用于聚类的欧几里得空间中的核心：重要性采样几乎是最佳的

论文标题

用于聚类的欧几里得空间中的核心：重要性采样几乎是最佳的

Coresets for Clustering in Euclidean Spaces: Importance Sampling is Nearly Optimal

论文作者

Huang, Lingxiao, Vishnoi, Nisheeth K.

论文摘要

给定$ \ Mathbb {r}^d $中的$ n $点的集合，$（k，z）$ - 聚类问题的目标是找到$ k $“中心”的子集，以最小化$ z $ th powers of to to to to to to to to to to to to to to to to to to to to to to to to to to， $（k，z）$ - 聚类问题的特殊情况包括$ k $ - 米德式和$ k $ - ameans问题。我们的主要结果是一个统一的两阶段重要性采样框架，该框架构建了$（k，z）$ - 聚类问题的$ \ varepsilon $ -coreset。与[Feldman和Langberg，STOC 2011]中的$（K，Z）$ - 聚类的结果相比，我们的框架节省了$ \ Varepsilon^2 D $ factor coreSet尺寸。与[Sohler and Woodruff，Focs 2018]中的$（k，z）$ - 集群的结果相比，我们的框架节省了核心尺寸中的$ \ operatatorName {poly}（k）$ factor，并避免了$ \ exp（k/\ varepsilon）$在施工时间中。

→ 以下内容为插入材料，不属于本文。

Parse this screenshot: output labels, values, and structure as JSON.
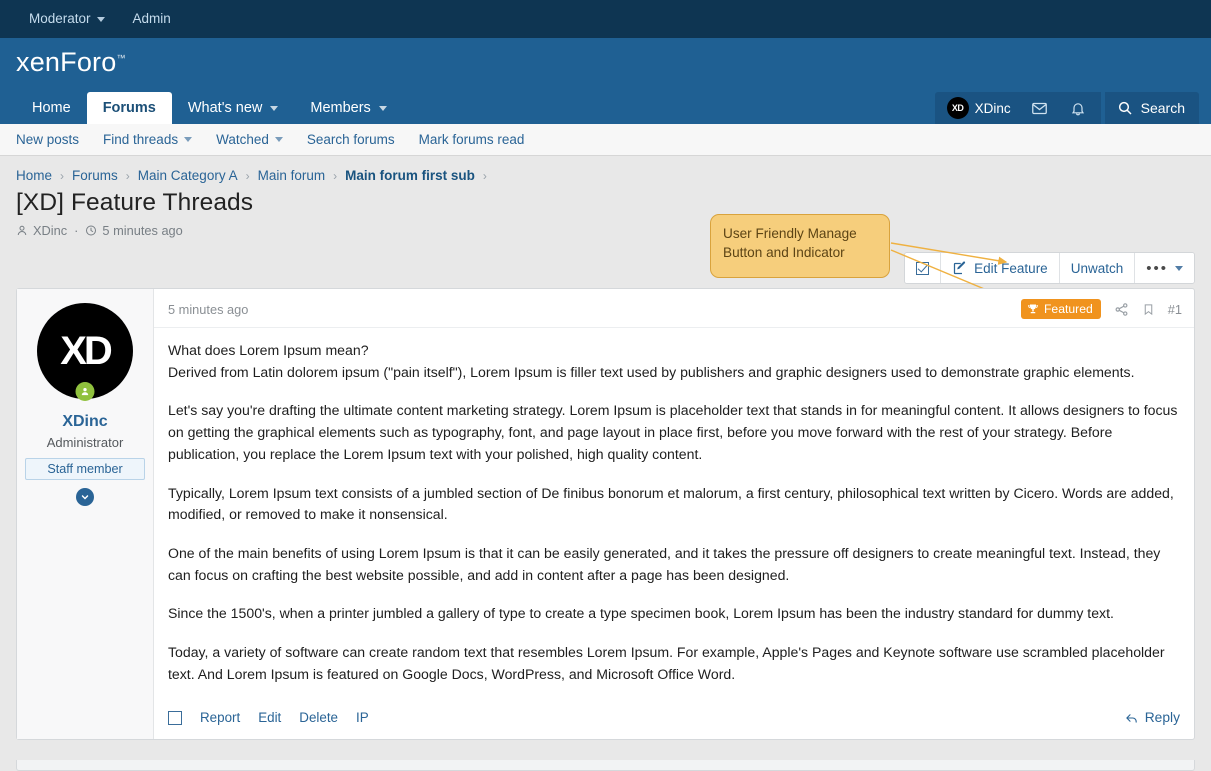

具体来说，我们的$ k $ -Median（$ z = 1 $）的核心具有$ \ tilde {o}（\ varepsilon^{ - 4} k）$，与[Sohler and Woodruff，Stoc，Stoc，2018年]相比，这将其保存在核尺寸中。我们的算法结果依赖于一种新的降低性降低技术，该技术连接了两个众所周知的形状拟合问题：子空间近似和聚类，并且可能具有独立的兴趣。 We also provide a size lower bound of $Ω\left(k\cdot \min \left\{2^{z/20},d \right\}\right)$ for a $0.01$-coreset for $(k,z)$-clustering, which has a linear dependence of size on $k$ and an exponential dependence on $z$ that matches our algorithmic results.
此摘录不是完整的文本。